C'è una Roma in giro per l'Europa e il Sudamerica. Dovevano essere tredici i nazionali chiamati a rispondere alle convocazioni dei rispettivi commissari tecnici. Si sono ridotti a undici con gli immediati ritorni a casa di De Rossi e Pellegrini da Coverciano, causa condizioni fisiche non ottimali. Potrebbero ridursi ulteriormente a dieci se domani Kevin Strootman, dopo nuovi controlli alla coscia dove ha subito un trauma contusivo per una ginocchiata di Borini in uno scontro di gioco, dovesse rimanere a Trigoria. In ogni caso non sono pochi e, visti i precedenti, un po' d'ansia che tutti ritornino abili e arruolabili non può non esserci.
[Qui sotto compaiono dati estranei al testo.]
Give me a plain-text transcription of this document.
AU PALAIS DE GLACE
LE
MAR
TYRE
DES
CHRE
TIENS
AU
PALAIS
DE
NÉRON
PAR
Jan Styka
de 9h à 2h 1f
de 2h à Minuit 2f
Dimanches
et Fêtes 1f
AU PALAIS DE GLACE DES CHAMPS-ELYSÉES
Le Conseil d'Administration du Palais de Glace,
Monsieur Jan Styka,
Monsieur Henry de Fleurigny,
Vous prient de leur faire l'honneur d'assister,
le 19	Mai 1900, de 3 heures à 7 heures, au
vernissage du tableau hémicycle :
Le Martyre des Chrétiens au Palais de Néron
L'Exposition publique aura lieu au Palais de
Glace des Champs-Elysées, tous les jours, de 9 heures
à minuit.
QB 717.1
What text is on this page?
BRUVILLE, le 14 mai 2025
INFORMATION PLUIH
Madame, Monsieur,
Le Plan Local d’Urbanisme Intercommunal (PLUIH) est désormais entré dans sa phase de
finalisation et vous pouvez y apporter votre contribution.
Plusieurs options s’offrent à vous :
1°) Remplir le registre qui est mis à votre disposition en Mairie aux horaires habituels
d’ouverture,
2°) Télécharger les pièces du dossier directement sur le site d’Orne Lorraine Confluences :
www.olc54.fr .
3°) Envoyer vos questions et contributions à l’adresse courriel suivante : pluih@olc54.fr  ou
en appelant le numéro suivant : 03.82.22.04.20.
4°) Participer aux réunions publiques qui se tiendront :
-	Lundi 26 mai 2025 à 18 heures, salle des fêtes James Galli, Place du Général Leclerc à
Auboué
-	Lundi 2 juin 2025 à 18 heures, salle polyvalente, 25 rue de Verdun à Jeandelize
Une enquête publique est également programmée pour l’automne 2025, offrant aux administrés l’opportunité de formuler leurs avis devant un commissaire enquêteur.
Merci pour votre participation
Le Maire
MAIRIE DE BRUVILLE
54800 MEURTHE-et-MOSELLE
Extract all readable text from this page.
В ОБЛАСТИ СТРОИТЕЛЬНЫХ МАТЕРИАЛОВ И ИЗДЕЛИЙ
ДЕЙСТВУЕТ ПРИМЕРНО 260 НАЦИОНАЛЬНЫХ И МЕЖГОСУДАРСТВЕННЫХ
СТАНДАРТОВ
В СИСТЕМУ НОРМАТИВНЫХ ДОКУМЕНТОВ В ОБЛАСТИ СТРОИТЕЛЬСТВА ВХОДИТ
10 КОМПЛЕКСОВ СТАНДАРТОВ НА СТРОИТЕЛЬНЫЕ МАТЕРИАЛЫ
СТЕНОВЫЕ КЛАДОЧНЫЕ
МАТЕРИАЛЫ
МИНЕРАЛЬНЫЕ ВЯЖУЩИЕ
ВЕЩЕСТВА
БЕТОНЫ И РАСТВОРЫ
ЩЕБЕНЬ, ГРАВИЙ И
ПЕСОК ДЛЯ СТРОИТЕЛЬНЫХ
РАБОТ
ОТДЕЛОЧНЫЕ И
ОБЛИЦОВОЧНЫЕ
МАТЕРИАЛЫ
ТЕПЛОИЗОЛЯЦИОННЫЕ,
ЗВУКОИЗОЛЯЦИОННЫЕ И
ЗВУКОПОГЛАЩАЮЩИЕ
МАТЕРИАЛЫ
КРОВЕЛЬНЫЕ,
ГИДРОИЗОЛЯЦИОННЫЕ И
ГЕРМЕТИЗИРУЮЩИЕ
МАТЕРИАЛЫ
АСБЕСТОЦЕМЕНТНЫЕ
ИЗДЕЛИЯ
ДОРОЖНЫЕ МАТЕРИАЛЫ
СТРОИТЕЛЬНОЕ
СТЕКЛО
I tre che saranno costretti ai viaggi più lunghi sono ovviamente i tre sudamericani: il brasiliano Alisson, l'argentino Fazio e il messicano Moreno. Oltre alle fatiche di due trasvolate atlantiche, i tre saranno costretti a sopportare anche due importanti cambi di fuso orario che, pur viaggiando in business, in qualche maniera si fanno sempre sentire. Il portiere sarà impegnato in due partite, una trasferta in Bolivia (5 ottobre) e un impegno casalingo contro il Cile 10). Peraltro non è detto che sia mandato in campo in entrambe le gare, visto che il Brasile si è già assicurato con largo anticipo la qualificazione per il mondiale russo. Discorso diametralmente opposto per Fazio che con la sua Argentina rischia seriamente di bucare la qualificazione. La nazionale di Sampaoli giocherà nelle stesse date del Brasile, la prima in casa con il Perù, la seconda in trasferta in Ecuador, per Messi e Fazio sarà fondamentale ottenere sei punti. Doppio impegno pure per Moreno che con il suo Messico è già qualificato: il 7 ottobre in casa contro Trinidad e Tobago, mercoledì 11 trasferta in Honduras. Il messicano sarà quello che rientrerà a Trigoria più tardi, non potrà esserci prima di venerdì, giorno dell'allenamento di rifinitura in vista della gara del giorno dopo contro il Napoli all'Olimpico (fischio d'inizio ore 20.45).

Per gli europei i trasferimenti saranno meno impegnativi, ma tutti comunque sono attesi da un doppio impegno. A partire da El Sharaawy, unico giallorosso superstite in azzurro, che sarà a disposizione di Ventura per le gare contro Macedonia e in Albania. Kolarov è atteso dalla trasferta in Austria e dall'impegno in casa contro la Georgia. Il Faraone e il serbo torneranno a Roma martedì prossimo. Il giorno prima si ripresenteranno i due portieri Skorupski e Lobont che andranno in campo (nessuno dei due per la verità) il 5 e 8 ottobre. L'undici si ripresenteranno il bosniaco Dzeko (è atteso dalla sfida casalinga contro il Belgio dove non troverà il suo amico Nainggolan), il greco Manolas, il turco Under. E, se domani dovesse partire per aggregarsi all'Olanda, anche Strootman. È possibile che la federazione olandese faccia di tutto per avere il centrocampista, visto che è attesa da due sfide, in Bielorussia e poi soprattutto in casa contro la Svezia, che possono alimentare le residue speranze di risalire al secondo posto e andarsi a giocare lo spareggio per qualificarsi al Mondiale. Magari contro l'Italia di Ventura. Speriamo di no.